Trying to decide between these two wireless hard drives; thoughts welcome

Hardware & Accessories

I've written much here on buying wireless hard drives.
I got two to choose from. lacie fuel or wd my passport wireless.
I want the wd my passport, it has Everything I want. sd card reader, very much file sharing, easy to stream videos etc
It also has a built in Power bank.
the problem is that you can't charge the drive and use it at the same time.
It doesn't matter if I connect it to the wall or usb. same thing.
should I let the battery to decide for me?



Submitted by Adam M on Friday, March 24, 2017

Hello Kristoffer,
Based on the two models of drives that you indicated that you were looking at, I have taken a careful look at each drive's specifications, and made an analysis.
The Lacie drive is much more expensive, but it does offer a longer battery life. It also does not offer an SD card slot.
The WD Passport drive offers a shorter battery life, but also has an SD slot for expansion and increased connectivity with the various portable memory devices that are possible, as well as a greater number of connected devices.

Unfortunately, the issue that you have pointed out is not specifically defined in either of the drive's specifications. Neither indicates whether or not they can be used while charging.
Honestly, the choice is up to you, but as you have asked for recommendations, this is mine.
Go with the WD Passport. As your brain and your gut told you.
You get additional memory connectivity options, increased device connectivity via wireless, as well as the fact that Western Digital (WD) is one of only three major manufacturers of hard drives on the planet.
Everyone else (including Lacie, Iomega, etc buy's hard drives from either Hitachi, Seagate, or Western Digital, repackages and rebrands them, slaps on a price tag, and all of a sudden, that HT, Seagate, or WD drive inside the case says lacie on it, and they box it up, make it pretty, and charge a $50 premium on it, and sell it to you like it was their own creation.
Not to mention, if you ever needed real support on the drive, especially data recovery, good luck.

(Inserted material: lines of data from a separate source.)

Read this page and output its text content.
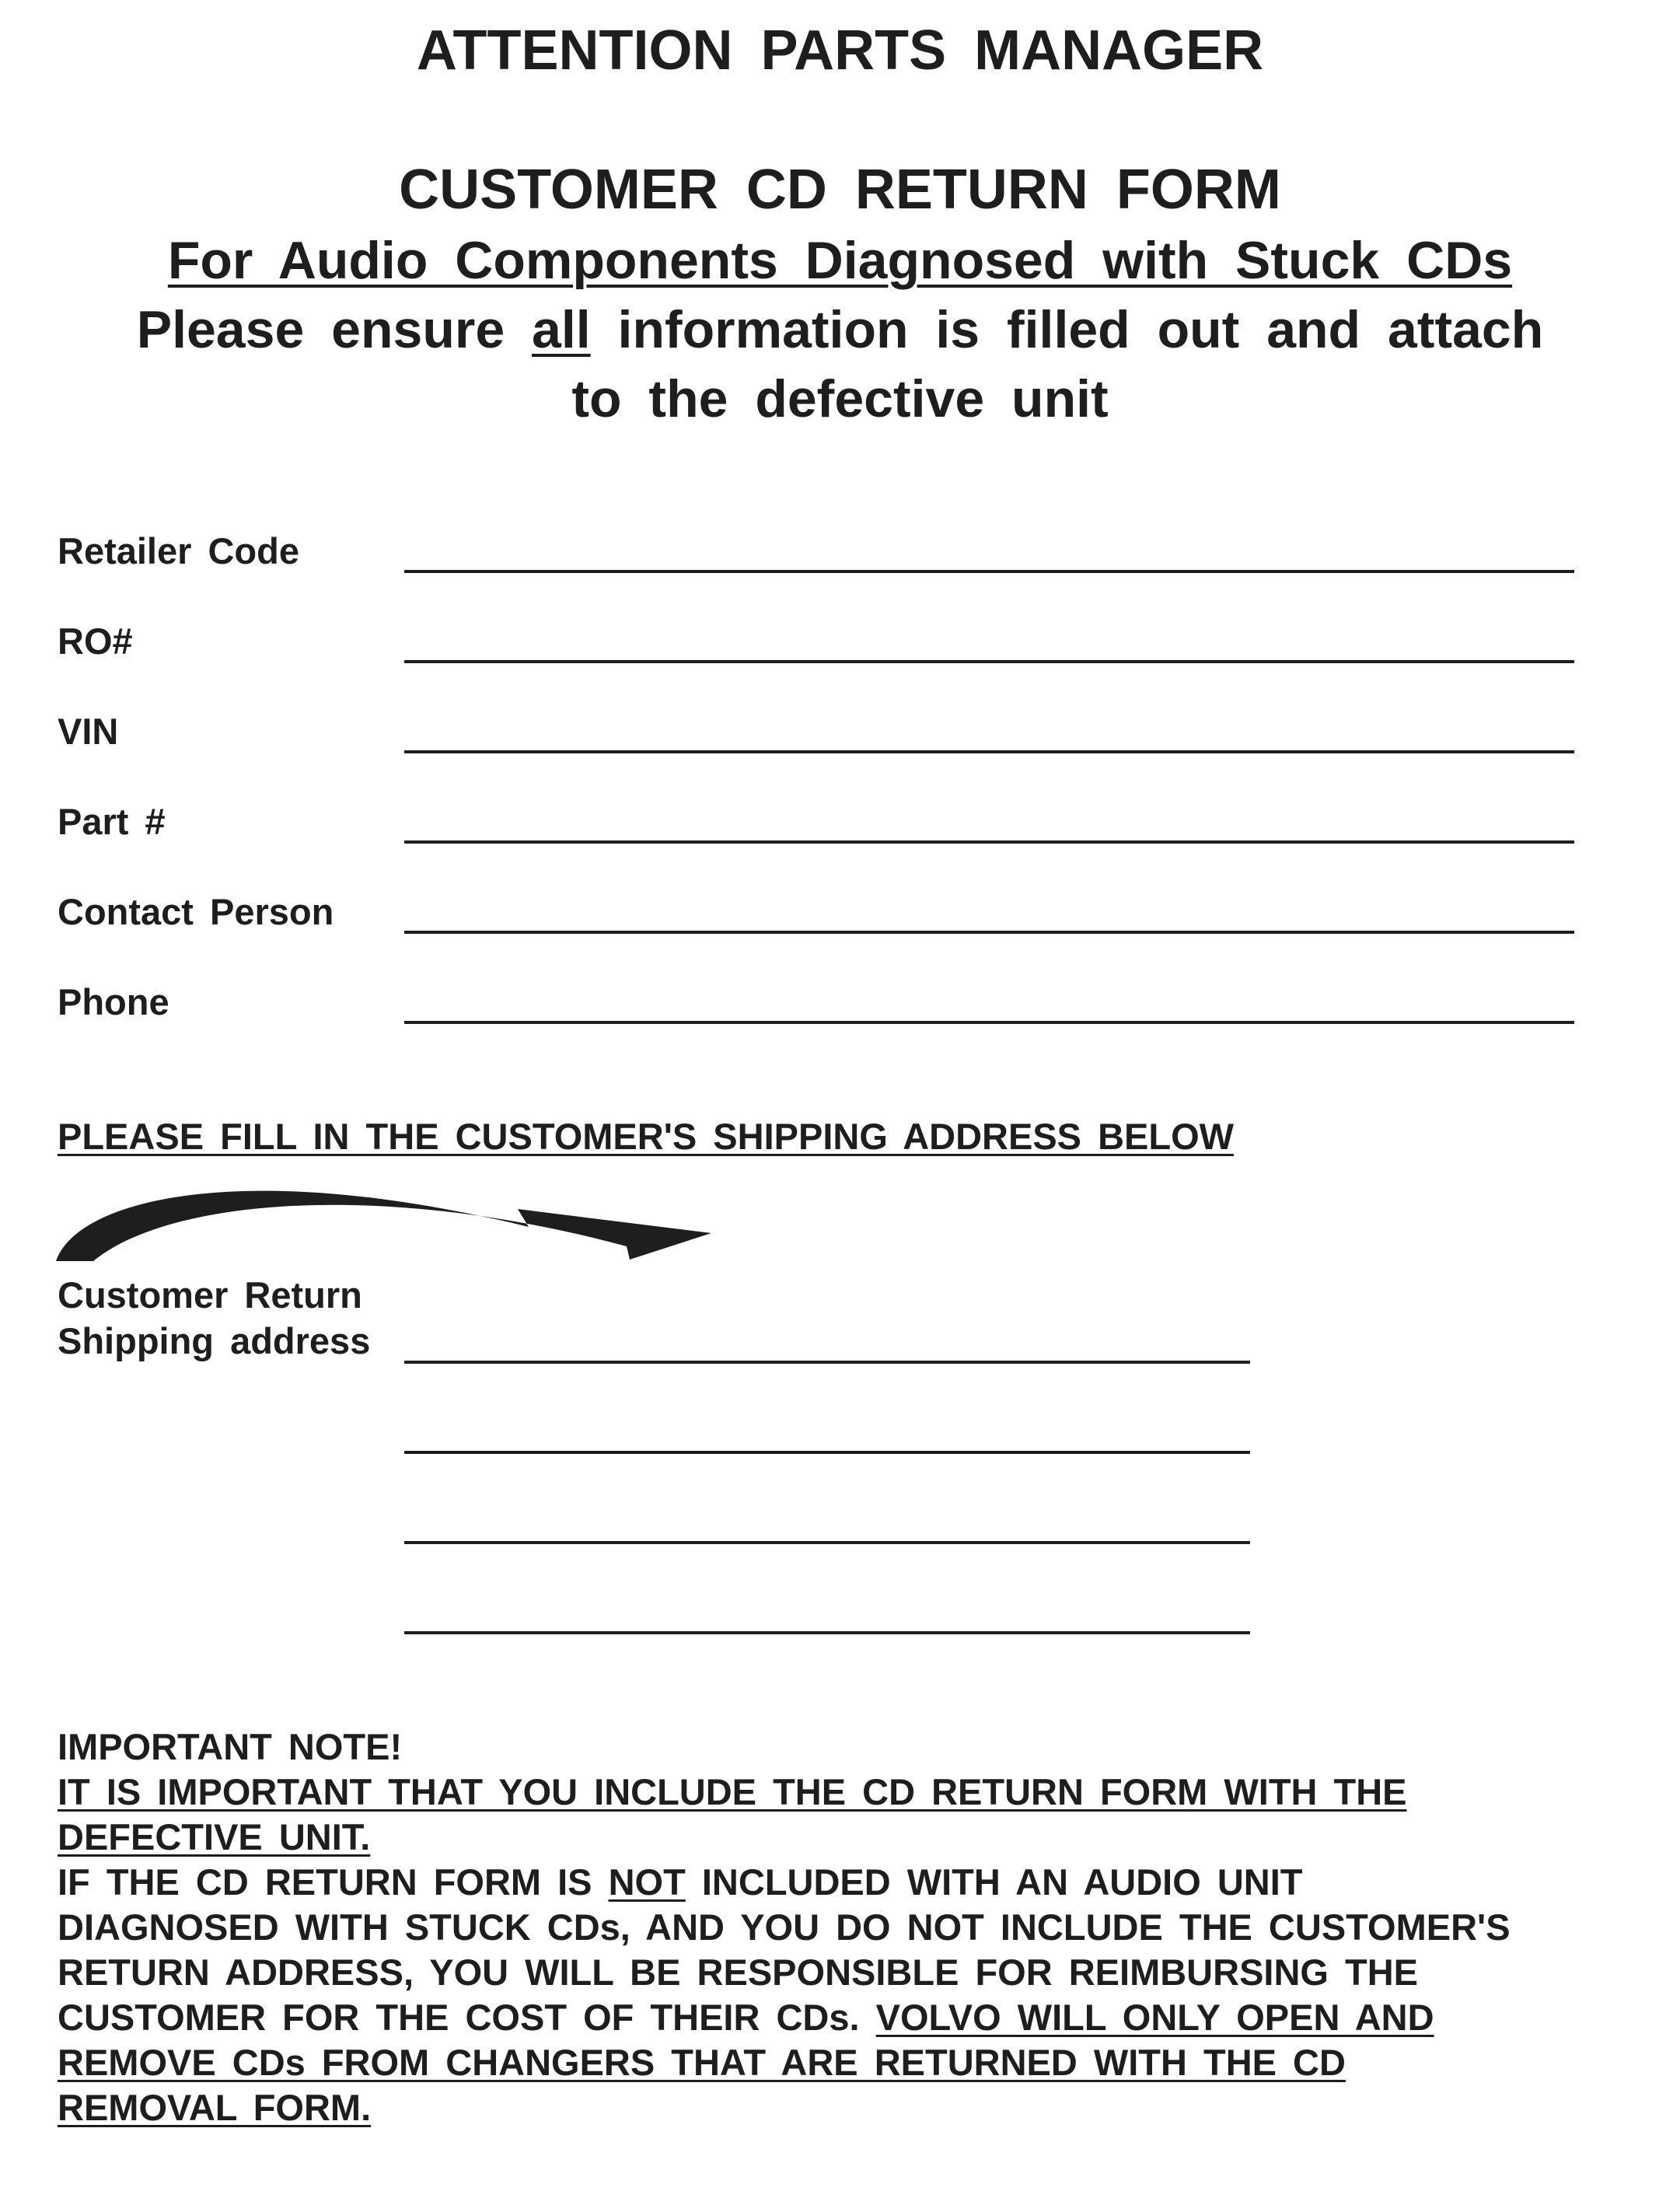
ATTENTION PARTS MANAGER
CUSTOMER CD RETURN FORM
For Audio Components Diagnosed with Stuck CDs
Please ensure all information is filled out and attach
to the defective unit
Retailer Code
RO#
VIN
Part #
Contact Person
Phone
PLEASE FILL IN THE CUSTOMER'S SHIPPING ADDRESS BELOW
Customer Return
Shipping address

IMPORTANT NOTE!

IT IS IMPORTANT THAT YOU INCLUDE THE CD RETURN FORM WITH THE

DEFECTIVE UNIT.

IF THE CD RETURN FORM IS NOT INCLUDED WITH AN AUDIO UNIT

DIAGNOSED WITH STUCK CDs, AND YOU DO NOT INCLUDE THE CUSTOMER'S

RETURN ADDRESS, YOU WILL BE RESPONSIBLE FOR REIMBURSING THE

CUSTOMER FOR THE COST OF THEIR CDs. VOLVO WILL ONLY OPEN AND

REMOVE CDs FROM CHANGERS THAT ARE RETURNED WITH THE CD

REMOVAL FORM.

I believe you will be satisfied with the Western Digital drive.
You will need to make charging and data loading preparations, but that's to be expected when preparing to leave home base for a while.

All the best,
Adam M

Submitted by Carlos Taylor on Friday, March 24, 2017

I'm curious to know the advantages of a wireless drive. It seems like it would be much slower and a pain to always have to worry about the status of the battery. Also, since batteries don't last forever, do you know if it is easy to replace the battery? I would hate to have data on a drive that I can't access because of a bad battery.

Submitted by Kristoffer Gustafsson on Sunday, March 26, 2017

I want the wireless drive so I can use it with my Iphone and ipad.
the thing was that with lacie fuel I can use the drive all the time as long as it is plugged in the computer or in the wall.
with western digital I can't charge and use the drive at the same time.
with lacie I get 2 terabyte.
with western I get 4.

Submitted by david s on Tuesday, March 28, 2017


Since you are talking about wireless, what wireless protocols do they use? Wireless G, N or AC? You want to avoid the G because it’s slow and if possible, get the AC so you can future proof your purchase. While most devices including IOS and Macs currently use wireless N, it won’t be long before they start shipping with wireless AC. I used to think I wouldn’t notice the difference between wireless N and AC. But if you transfer files from your device to the drive or stream meadia, you will notice it.

I would pick the WD for three reasons. It’s WD and I know what drive is in there. With the LaCie, it can be one of three drives and I am not a fan of Seagate. Two, The support and service WD provides is great. Should you ever need a replacement, they can send out a replacement, you can then try to move or recover your data to the new drive, then send back the old one using the same box and prepaid UPS label. Finally. The WD has an SD slot. This is a time saver if you ever need to move large amount of data to or from the drive to your device, a PC with an SD card reader or an IOS device with a camera kit. Try moving 100GB of data wirelessly and see how long it takes. Should your wifi time out or drop for a second, you will need to start over.

As far as battery life, ask yourself how often you will be away from a power outlet. If you’re like most people, chances are you will always be close to one.

HTH and good luck.

Submitted by Deborah Armstrong on Tuesday, March 28, 2017

One of my girlfriends had a USB drive for her iPHONE. She could move videos and photos to and from it, just like connecting to a PC. But she couldn't put all her audio booksand ebooks, music and recordings, podcasts and documents or all the other app data one collects on it because iOS wants data to belong to a particular app. I'd consider a wireless drive if I could actually use it the same way I use an external drive with a computer, but my concern would be that I'd still have the phone filling up with app data.